Pre- and Early Dynastic Egypt, in Vienna 10th to 15th of September 2017
“Predynastic finery in the funerary context in Adaïma”
In daily life, ornaments have for their primary function to be worn and seen. However, their uses in a funerary context are multiple. Using ornaments for funerals seems to have a wider purpose than simply embellishment. An exegesis of practices is needed to reveal the intentions behind the gestures. Discovering what is deposited and why is the key to understanding the functions of these funeral items. A multiscale analysis allows us to give meaning to the facts.
First, we need to define the typology of beads and ornaments used on the site. Then, we reconstruct the technical procedure used to manufacture beads. Finally, funerary archaeology allows us to reconstruct the gestures that led to the placing of the deceased and his belongings in the grave. Through use-wear analysis, it is possible to define whether the ornaments were household goods or if they were specifically made as funerary equipment.

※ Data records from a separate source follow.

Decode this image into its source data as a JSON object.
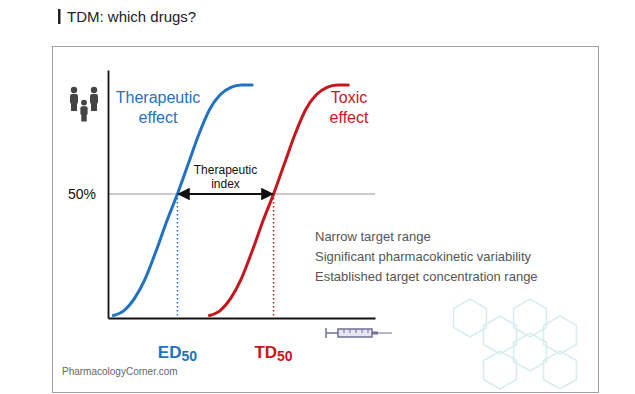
{
  "chart_data": {
    "type": "line",
    "title": "TDM: which drugs?",
    "x": [
      2,
      6,
      10,
      14,
      18,
      22,
      26,
      30,
      34,
      38,
      42,
      46,
      50,
      54,
      58,
      62,
      66,
      70,
      74,
      78,
      82,
      86,
      90
    ],
    "xlim": [
      0,
      100
    ],
    "ylim": [
      0,
      100
    ],
    "yticks": [
      {
        "value": 50,
        "label": "50%"
      }
    ],
    "grid": true,
    "tick_labels": "y",
    "series": [
      {
        "name": "Therapeutic effect",
        "color": "#2272c3",
        "values": [
          1,
          3,
          8,
          16,
          27,
          39,
          50,
          62,
          74,
          84,
          90,
          93,
          94,
          94,
          null,
          null,
          null,
          null,
          null,
          null,
          null,
          null,
          null
        ]
      },
      {
        "name": "Toxic effect",
        "color": "#c8161d",
        "values": [
          null,
          null,
          null,
          null,
          null,
          null,
          null,
          null,
          null,
          1,
          3,
          8,
          16,
          27,
          39,
          50,
          62,
          74,
          84,
          90,
          93,
          94,
          94
        ]
      }
    ],
    "markers": [
      {
        "label": "ED50",
        "x": 26,
        "y": 50,
        "color": "#2272c3"
      },
      {
        "label": "TD50",
        "x": 62,
        "y": 50,
        "color": "#c8161d"
      }
    ],
    "therapeutic_index": {
      "label": "Therapeutic index",
      "from": 26,
      "to": 62,
      "y": 50
    },
    "notes": [
      "Narrow target range",
      "Significant pharmacokinetic variability",
      "Established target concentration range"
    ],
    "source": "PharmacologyCorner.com"
  }
}
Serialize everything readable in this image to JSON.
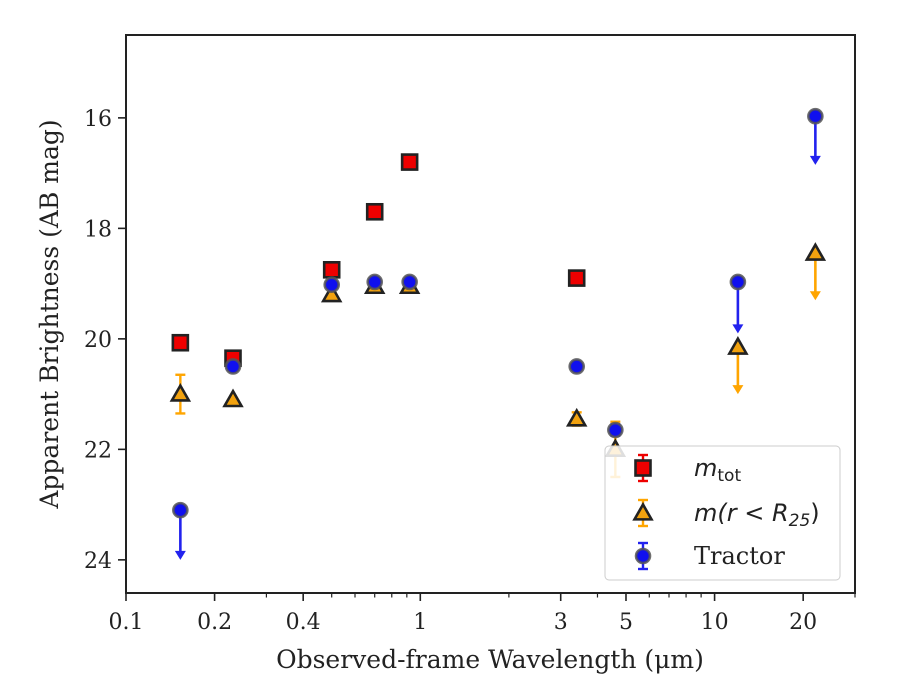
{
  "chart_data": {
    "type": "scatter",
    "title": "",
    "xlabel": "Observed-frame Wavelength (μm)",
    "ylabel": "Apparent Brightness (AB mag)",
    "x_scale": "log",
    "xlim": [
      0.1,
      30
    ],
    "ylim": [
      24.6,
      14.5
    ],
    "y_inverted": true,
    "grid": false,
    "legend_position": "lower-right",
    "x_ticks": [
      {
        "value": 0.1,
        "label": "0.1"
      },
      {
        "value": 0.2,
        "label": "0.2"
      },
      {
        "value": 0.4,
        "label": "0.4"
      },
      {
        "value": 1,
        "label": "1"
      },
      {
        "value": 3,
        "label": "3"
      },
      {
        "value": 5,
        "label": "5"
      },
      {
        "value": 10,
        "label": "10"
      },
      {
        "value": 20,
        "label": "20"
      }
    ],
    "y_ticks": [
      {
        "value": 16,
        "label": "16"
      },
      {
        "value": 18,
        "label": "18"
      },
      {
        "value": 20,
        "label": "20"
      },
      {
        "value": 22,
        "label": "22"
      },
      {
        "value": 24,
        "label": "24"
      }
    ],
    "series": [
      {
        "name": "m_tot",
        "legend_text": "m",
        "legend_subscript": "tot",
        "marker": "square",
        "fill_color": "#ee0000",
        "error_color": "#ee0000",
        "edge_color": "#222222",
        "points": [
          {
            "x": 0.153,
            "y": 20.07,
            "err": 0.0,
            "upper_limit": false
          },
          {
            "x": 0.231,
            "y": 20.35,
            "err": 0.0,
            "upper_limit": false
          },
          {
            "x": 0.5,
            "y": 18.75,
            "err": 0.0,
            "upper_limit": false
          },
          {
            "x": 0.7,
            "y": 17.7,
            "err": 0.0,
            "upper_limit": false
          },
          {
            "x": 0.92,
            "y": 16.8,
            "err": 0.0,
            "upper_limit": false
          },
          {
            "x": 3.4,
            "y": 18.9,
            "err": 0.0,
            "upper_limit": false
          }
        ]
      },
      {
        "name": "m(r < R_25)",
        "legend_text": "m(r < R",
        "legend_subscript": "25",
        "legend_suffix": ")",
        "marker": "triangle",
        "fill_color": "#f2a20f",
        "error_color": "#ffa500",
        "edge_color": "#222222",
        "points": [
          {
            "x": 0.153,
            "y": 21.0,
            "err": 0.35,
            "upper_limit": false
          },
          {
            "x": 0.231,
            "y": 21.1,
            "err": 0.0,
            "upper_limit": false
          },
          {
            "x": 0.5,
            "y": 19.2,
            "err": 0.0,
            "upper_limit": false
          },
          {
            "x": 0.7,
            "y": 19.05,
            "err": 0.0,
            "upper_limit": false
          },
          {
            "x": 0.92,
            "y": 19.05,
            "err": 0.0,
            "upper_limit": false
          },
          {
            "x": 3.4,
            "y": 21.45,
            "err": 0.12,
            "upper_limit": false
          },
          {
            "x": 4.6,
            "y": 22.0,
            "err": 0.5,
            "upper_limit": false
          },
          {
            "x": 12.0,
            "y": 20.15,
            "err": 0.0,
            "upper_limit": true,
            "arrow_to": 21.0
          },
          {
            "x": 22.0,
            "y": 18.45,
            "err": 0.0,
            "upper_limit": true,
            "arrow_to": 19.3
          }
        ]
      },
      {
        "name": "Tractor",
        "legend_text": "Tractor",
        "marker": "circle",
        "fill_color": "#1010ee",
        "error_color": "#2222ee",
        "edge_color": "#555555",
        "points": [
          {
            "x": 0.153,
            "y": 23.1,
            "err": 0.0,
            "upper_limit": true,
            "arrow_to": 24.0
          },
          {
            "x": 0.231,
            "y": 20.5,
            "err": 0.0,
            "upper_limit": false
          },
          {
            "x": 0.5,
            "y": 19.02,
            "err": 0.0,
            "upper_limit": false
          },
          {
            "x": 0.7,
            "y": 18.97,
            "err": 0.0,
            "upper_limit": false
          },
          {
            "x": 0.92,
            "y": 18.97,
            "err": 0.0,
            "upper_limit": false
          },
          {
            "x": 3.4,
            "y": 20.5,
            "err": 0.0,
            "upper_limit": false
          },
          {
            "x": 4.6,
            "y": 21.65,
            "err": 0.1,
            "upper_limit": false
          },
          {
            "x": 12.0,
            "y": 18.97,
            "err": 0.0,
            "upper_limit": true,
            "arrow_to": 19.9
          },
          {
            "x": 22.0,
            "y": 15.97,
            "err": 0.0,
            "upper_limit": true,
            "arrow_to": 16.85
          }
        ]
      }
    ]
  }
}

The study of this cycle of manufacture and use of predynastic ornaments from Adaïma provides an approach to different societal domains: technical, aesthetic and functional. Each of these three socially entangled domains reveals an absence of standardization in the making, composition and use of ornaments. A small community open to influences from the Nagadian centres and the neighbouring Nubian region certainly experienced phenomena of cultural recombination. The inhabitants re-appropriate outside references: they innovate. At Adaima, such innovation in ornamentation seems essentially to serve to individualise the deceased.